Attitudine naturale alla base della dislessia

«Il dono della dislessia è il dono della padronanza». Queste le parole di Ron Davis, ingegnere statunitense, ideatore del metodo che prende il suo nome: il metodo Davis. Attraverso lo studio di tecniche e strumenti nuovi, la dislessia, intoppo neurologico, diventa un punto di forza e non un problema irrisolvibile. (Foto: Flickr cc muscolinos)

Lettura lenta e non sempre corretta, comprensione inadeguata, rapido affaticamento, confusione tra parole simili per forma e contenuto sono i sintomi principali di una patologia che interessa, ormai, sia grandi che piccoli: la dislessia, intoppo neurologico, definita, così, da recenti studi anglosassoni. Il dislessico utilizza maggiormente la parte destra del cervello, fin da piccolo, causando situazioni di confusione di fronte a stimoli o compiti, tra i quali la lettura, che richiedono un intervento prioritario della parte sinistra del cervello. La dislessia non consente, infatti, la realizzazione dei processi seriali e paralleli della lettura che permettono di leggere e capire le parole, singolarmente e globalmente. Ron Davis, ingegnere dislessico dall’età di sedici anni, che, come tutti i dislessici, ha il dono della creatività e dell’immaginazione, ha ideato un metodo per padroneggiare i particolari aspetti percettivi che i dislessici mettono in atto. Questi aspetti permettono di avere un’elevata velocità di pensiero, non adeguata, però, alle normali modalità di scrittura, lettura, sequenzialità di calcolo. L’ingegnere statunitense ha sperimentato prima su di sé le proprie intuizioni e poi, in collaborazione con un’èquipe di psicologi, ha permesso di leggere, scrivere e studiare in maniera normale a più di 2000 dislessici.
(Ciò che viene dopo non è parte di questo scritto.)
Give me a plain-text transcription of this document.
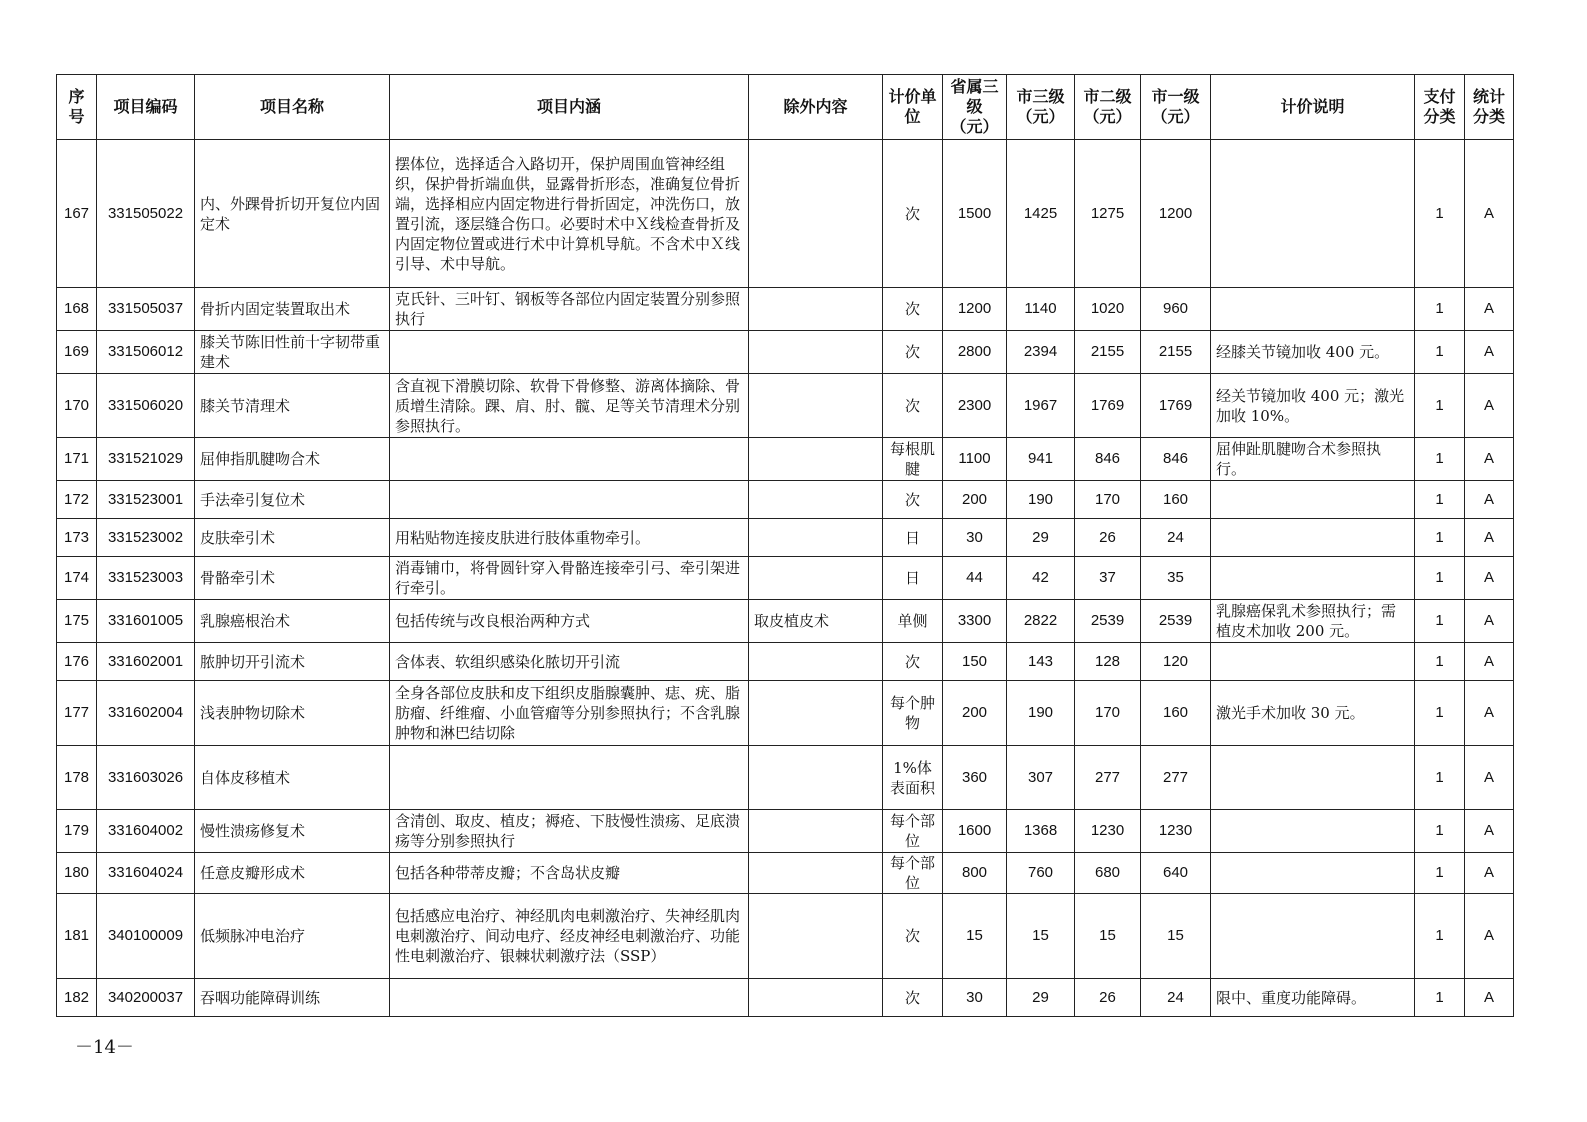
序号	项目编码	项目名称	项目内涵	除外内容	计价单位	省属三级（元）	市三级（元）	市二级（元）	市一级（元）	计价说明	支付分类	统计分类
167	331505022	内、外踝骨折切开复位内固定术	摆体位，选择适合入路切开，保护周围血管神经组织，保护骨折端血供，显露骨折形态，准确复位骨折端，选择相应内固定物进行骨折固定，冲洗伤口，放置引流，逐层缝合伤口。必要时术中Ｘ线检查骨折及内固定物位置或进行术中计算机导航。不含术中Ｘ线引导、术中导航。		次	1500	1425	1275	1200		1	A
168	331505037	骨折内固定装置取出术	克氏针、三叶钉、钢板等各部位内固定装置分别参照执行		次	1200	1140	1020	960		1	A
169	331506012	膝关节陈旧性前十字韧带重建术			次	2800	2394	2155	2155	经膝关节镜加收 400 元。	1	A
170	331506020	膝关节清理术	含直视下滑膜切除、软骨下骨修整、游离体摘除、骨质增生清除。踝、肩、肘、髋、足等关节清理术分别参照执行。		次	2300	1967	1769	1769	经关节镜加收 400 元；激光加收 10%。	1	A
171	331521029	屈伸指肌腱吻合术			每根肌腱	1100	941	846	846	屈伸趾肌腱吻合术参照执行。	1	A
172	331523001	手法牵引复位术			次	200	190	170	160		1	A
173	331523002	皮肤牵引术	用粘贴物连接皮肤进行肢体重物牵引。		日	30	29	26	24		1	A
174	331523003	骨骼牵引术	消毒铺巾，将骨圆针穿入骨骼连接牵引弓、牵引架进行牵引。		日	44	42	37	35		1	A
175	331601005	乳腺癌根治术	包括传统与改良根治两种方式	取皮植皮术	单侧	3300	2822	2539	2539	乳腺癌保乳术参照执行；需植皮术加收 200 元。	1	A
176	331602001	脓肿切开引流术	含体表、软组织感染化脓切开引流		次	150	143	128	120		1	A
177	331602004	浅表肿物切除术	全身各部位皮肤和皮下组织皮脂腺囊肿、痣、疣、脂肪瘤、纤维瘤、小血管瘤等分别参照执行；不含乳腺肿物和淋巴结切除		每个肿物	200	190	170	160	激光手术加收 30 元。	1	A
178	331603026	自体皮移植术			1%体表面积	360	307	277	277		1	A
179	331604002	慢性溃疡修复术	含清创、取皮、植皮；褥疮、下肢慢性溃疡、足底溃疡等分别参照执行		每个部位	1600	1368	1230	1230		1	A
180	331604024	任意皮瓣形成术	包括各种带蒂皮瓣；不含岛状皮瓣		每个部位	800	760	680	640		1	A
181	340100009	低频脉冲电治疗	包括感应电治疗、神经肌肉电刺激治疗、失神经肌肉电刺激治疗、间动电疗、经皮神经电刺激治疗、功能性电刺激治疗、银棘状刺激疗法（SSP）		次	15	15	15	15		1	A
182	340200037	吞咽功能障碍训练			次	30	29	26	24	限中、重度功能障碍。	1	A
－14－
Uno degli elementi di forza del metodo Davis sta nel risolvere la confusione delle lettere attraverso l’ideazione di un alfabeto in plastilina.
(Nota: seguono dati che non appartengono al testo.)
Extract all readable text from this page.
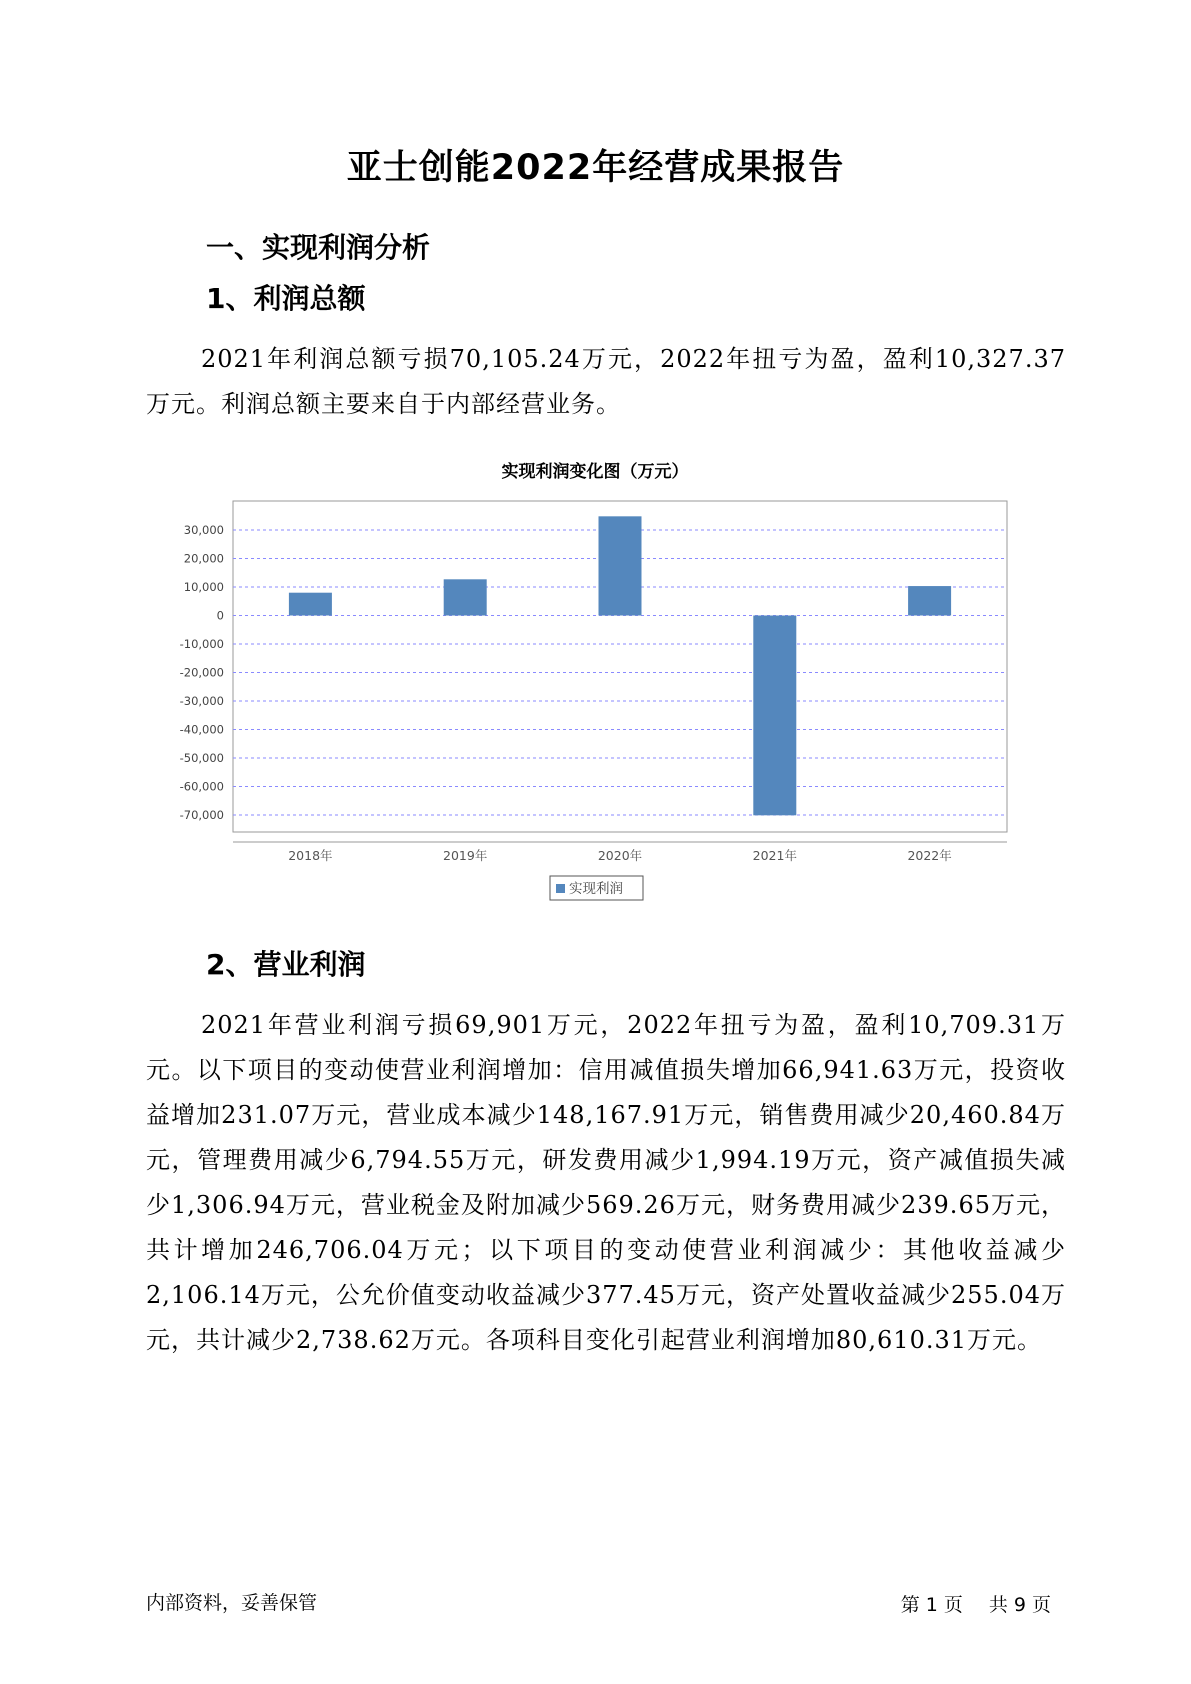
亚士创能2022年经营成果报告
一、实现利润分析
1、利润总额

2021年利润总额亏损70,105.24万元，2022年扭亏为盈，盈利10,327.37万元。利润总额主要来自于内部经营业务。

实现利润变化图（万元）
30,000
20,000
10,000
0
-10,000
-20,000
-30,000
-40,000
-50,000
-60,000
-70,000
2018年	2019年	2020年	2021年	2022年
实现利润
2、营业利润

2021年营业利润亏损69,901万元，2022年扭亏为盈，盈利10,709.31万元。以下项目的变动使营业利润增加：信用减值损失增加66,941.63万元，投资收益增加231.07万元，营业成本减少148,167.91万元，销售费用减少20,460.84万元，管理费用减少6,794.55万元，研发费用减少1,994.19万元，资产减值损失减少1,306.94万元，营业税金及附加减少569.26万元，财务费用减少239.65万元，共计增加246,706.04万元；以下项目的变动使营业利润减少：其他收益减少2,106.14万元，公允价值变动收益减少377.45万元，资产处置收益减少255.04万元，共计减少2,738.62万元。各项科目变化引起营业利润增加80,610.31万元。

内部资料，妥善保管	第 1 页 共 9 页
Come ha spiegato anche Pierangiola Maglioli, logopedista e sostenitrice del metodo in Italia, sapendo che il dislessico pensa frequentemente per immagini, modellando il significato della parola con la plastilina, attua un’immagine mentale duratura per un vocabolo particolare e la sua rappresentazione grafica, la scrittura. Questo permette una comprensione precisa di una parola e la conoscenza della sequenza esatta dei vari grafemi. L’alfabeto, in questo modo, diventa qualcosa del quale ci si può appropriare e il dislessico impara a padroneggiare la sua rapidità di immagine rispetto alla parola. Oltre agli aspetti di percezione visiva, sono sollecitati anche quelli di percezione uditiva, che viene riorganizzata correttamente grazie ad una stimolazione acustica particolare. Altri obiettivi del metodo Davis sono la corretta impostazione delle capacità di attenzione, il controllo dei fattori che provocano il disorientamento, la risoluzione delle difficoltà di apprendimento specifico e quelle di attenzione e iperattività attraverso tecniche di rilassamento, controllo dell’energia, presa di coscienza degli stimoli e padronanza dei simboli. Le battute finali, riservate a Ron Davis, fanno capire come i numerosi studi sulla dislessia permettono di convivere con realtà di questo genere, sentendosi sempre parte integrante della società in cui si vive: «la dislessia non è un problema complesso. È una combinazione di elementi semplici da gestire uno dopo l’altro. Alla base della dislessia c’è un’attitudine naturale, un talento».